Case ID: p2d_531/html/1301-01.html
Source: Caselaw Access Project
Author: {"author": "TUCKETT, Justice:", "license": "Public Domain", "url": "https://static.case.law/"}
Date Created: 2024-08-24T03:29:51.129683

STATE of Utah, Plaintiff and Respondent, v. Neil DIXON, Defendant and Appellant.
    No. 13649.
    Supreme Court of Utah.
    Feb. 11, 1975.
    Larry R. Keller, Salt Lake Legal Defender Association, Salt Lake City, for defendant and appellant,
    Vernon B. Romney, Atty. Gen., Earl F. Dorius Asst. Atty. Gen., Salt Lake City, for plaintiff and respondent.
   TUCKETT, Justice:

The defendant was found guilty in the District Court of Salt Lake County of the crime of robbery in the second degree. Defendant is here seeking a reversal.

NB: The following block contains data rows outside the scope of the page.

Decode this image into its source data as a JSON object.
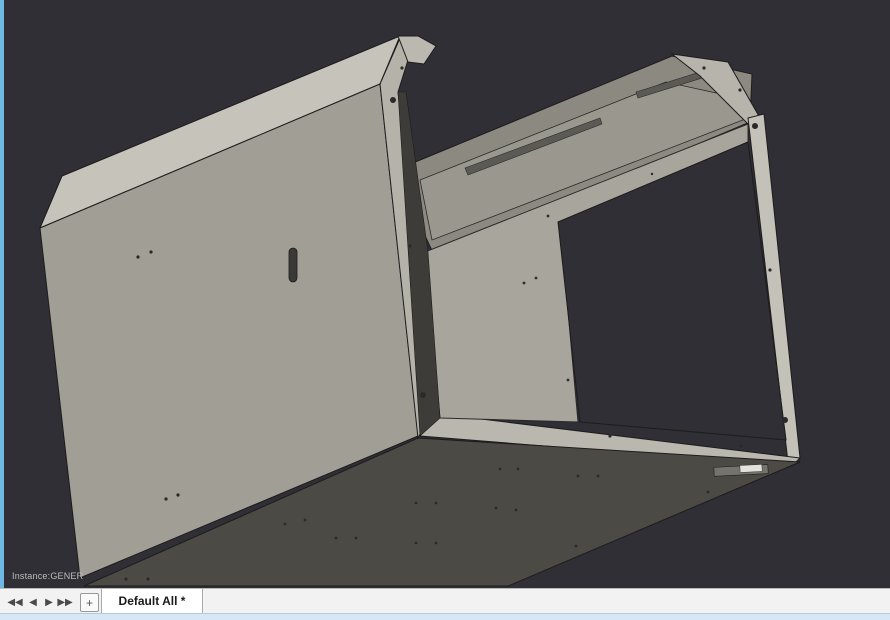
{
  "viewport": {
    "instance_label": "Instance:GENER"
  },
  "tabbar": {
    "nav_first": "◀◀",
    "nav_prev": "◀",
    "nav_next": "▶",
    "nav_last": "▶▶",
    "add_label": "+",
    "active_tab": "Default All *"
  },
  "colors": {
    "background": "#2f2f35",
    "panel_light": "#bfbcb4",
    "panel_mid": "#a9a69e",
    "panel_dark": "#4a4843",
    "accent_edge": "#6fb8e6"
  }
}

At about midnight on December 8, 1973, Jack D. Patterson was a clerk employed at a grocery store in Kearns, Salt Lake County, Utah. At that time Patterson was held up and a sum of money taken from the store. Patterson called the sheriff’s office and reported the incident and also described the man involved as a black man with a nylon stocking over his face to his nose and wearing a green field jacket and a blue stocking cap. The man was also described as having a scraggly beard and as carrying a .22 caliber pearl-handled revolver. The man fled on foot.

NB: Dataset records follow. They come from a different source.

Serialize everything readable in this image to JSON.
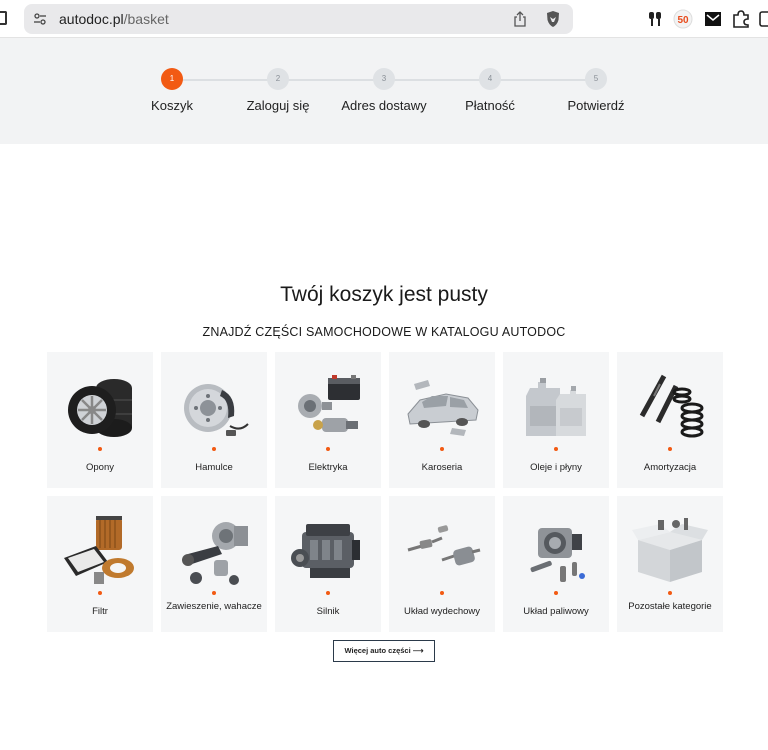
{
  "browser": {
    "url_host": "autodoc.pl",
    "url_path": "/basket"
  },
  "stepper": {
    "steps": [
      {
        "number": "1",
        "label": "Koszyk",
        "active": true
      },
      {
        "number": "2",
        "label": "Zaloguj się",
        "active": false
      },
      {
        "number": "3",
        "label": "Adres dostawy",
        "active": false
      },
      {
        "number": "4",
        "label": "Płatność",
        "active": false
      },
      {
        "number": "5",
        "label": "Potwierdź",
        "active": false
      }
    ]
  },
  "main": {
    "title": "Twój koszyk jest pusty",
    "subtitle": "ZNAJDŹ CZĘŚCI SAMOCHODOWE W KATALOGU AUTODOC",
    "categories": [
      {
        "label": "Opony",
        "icon": "tires-icon"
      },
      {
        "label": "Hamulce",
        "icon": "brakes-icon"
      },
      {
        "label": "Elektryka",
        "icon": "electrics-icon"
      },
      {
        "label": "Karoseria",
        "icon": "body-icon"
      },
      {
        "label": "Oleje i płyny",
        "icon": "oil-icon"
      },
      {
        "label": "Amortyzacja",
        "icon": "shock-absorber-icon"
      },
      {
        "label": "Filtr",
        "icon": "filter-icon"
      },
      {
        "label": "Zawieszenie, wahacze",
        "icon": "suspension-icon"
      },
      {
        "label": "Silnik",
        "icon": "engine-icon"
      },
      {
        "label": "Układ wydechowy",
        "icon": "exhaust-icon"
      },
      {
        "label": "Układ paliwowy",
        "icon": "fuel-system-icon"
      },
      {
        "label": "Pozostałe kategorie",
        "icon": "box-icon"
      }
    ],
    "more_button": "Więcej auto części ⟶"
  },
  "colors": {
    "accent": "#f25a13",
    "stepper_bg": "#f2f3f4",
    "card_bg": "#f5f6f7"
  }
}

The report of the occurrence and the description of the man was relayed over the sheriff’s radio network. David Kelly, a deputy sheriff testified that he was observing traffic at 3500 South Redwood Road when he saw a passenger in an automobile who was black. Deputy Kelly followed the automobile some distance while he awaited for other police vehicles to arrive at the scene. Kelly stopped the vehicle and observed that the driver and the passenger were black men and that the passenger had a scraggly beard and also a green coat. The two men were ordered out of the car and a further search of the vehicle was made and the blue stocking cap and a .22 caliber pearl-handled revolver was found. Defendant was placed under arrest and taken to the sheriff’s office.

During the trial the defendant testified in his own behalf and therein stated that he had been to the store which had been robbed during the evening but denied that he had committed the robbery and he also testified that the revolver found in the vehicle belonged to his grandmother and that it was not in operating condition.

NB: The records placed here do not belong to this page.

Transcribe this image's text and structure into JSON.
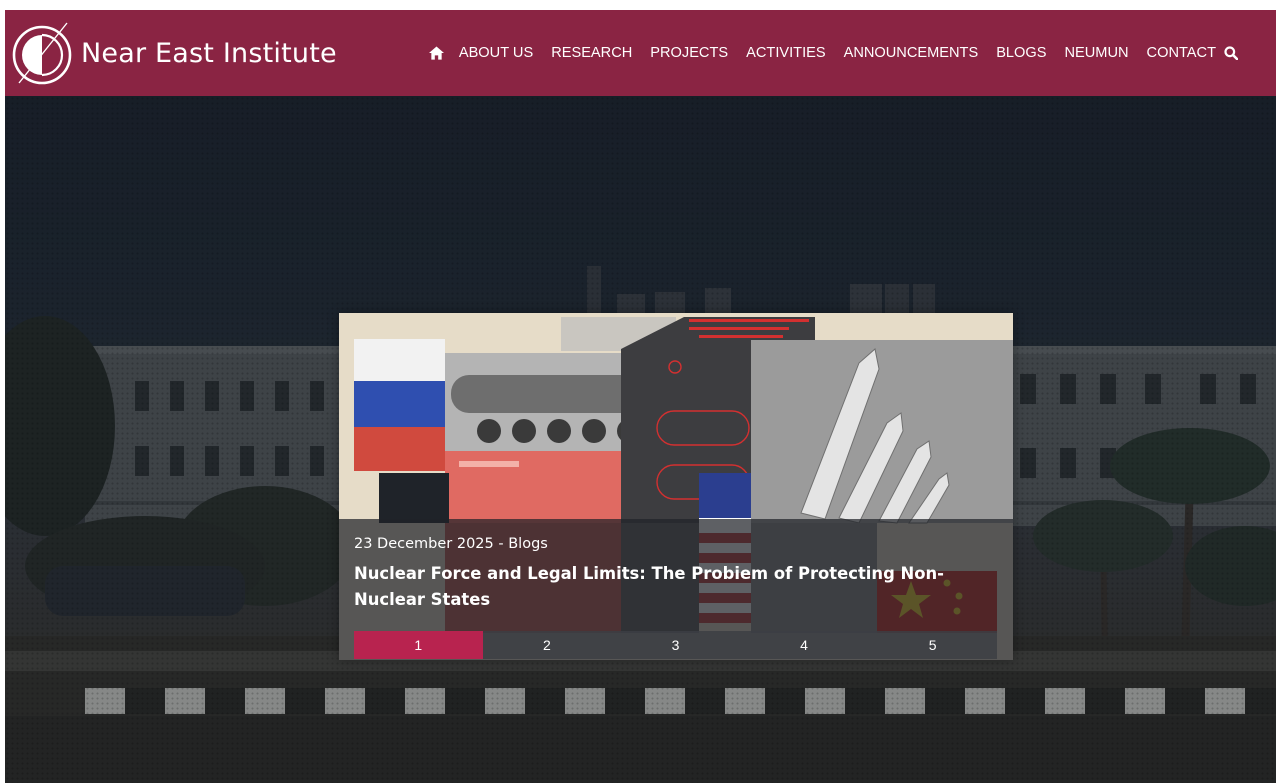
{
  "site": {
    "logo_text": "Near East Institute"
  },
  "nav": {
    "items": [
      {
        "label": "ABOUT US"
      },
      {
        "label": "RESEARCH"
      },
      {
        "label": "PROJECTS"
      },
      {
        "label": "ACTIVITIES"
      },
      {
        "label": "ANNOUNCEMENTS"
      },
      {
        "label": "BLOGS"
      },
      {
        "label": "NEUMUN"
      },
      {
        "label": "CONTACT"
      }
    ],
    "icons": [
      "home-icon",
      "search-icon"
    ]
  },
  "slider": {
    "active_index": 1,
    "slides": [
      {
        "date": "23 December 2025",
        "separator": " - ",
        "category": "Blogs",
        "title": "Nuclear Force and Legal Limits: The Probiem of Protecting Non-Nuclear States"
      }
    ],
    "pager": [
      "1",
      "2",
      "3",
      "4",
      "5"
    ]
  },
  "colors": {
    "header_bg": "#8a2443",
    "pager_active": "#b8234f",
    "caption_bg": "#202228"
  }
}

The main thrust of the defendant’s appeal is to the effect that items taken from the vehicle on the night of the robbery should have been excluded as being the result of an unlawful arrest. Defendant relies on the case of Wrightson v. United States as supporting his position. However, the facts in that case are dissimilar to the facts in the case before us. In this case the officer relied upon the fact that the defendant fit a general description of a robbery suspect he had received from the sheriff’s dispatcher. The officer under the circumstances had probable cause to stop the vehicle and to arrest the defendant. The search of the vehicle having been made in connection with the arrest, it was a lawful search.

The record amply supports the verdict of the jury. The judgment of the court below is affirmed.

HENRIOD, C. J., and CROCKETT, ELLETT and MAUGHAN, JJ., concur. 
      
      . 95 U.S.App.D.C. 390, 222 F.2d 556.
     
      
      . United States v. Saldana (10th Cir.) 453 F.2d 352.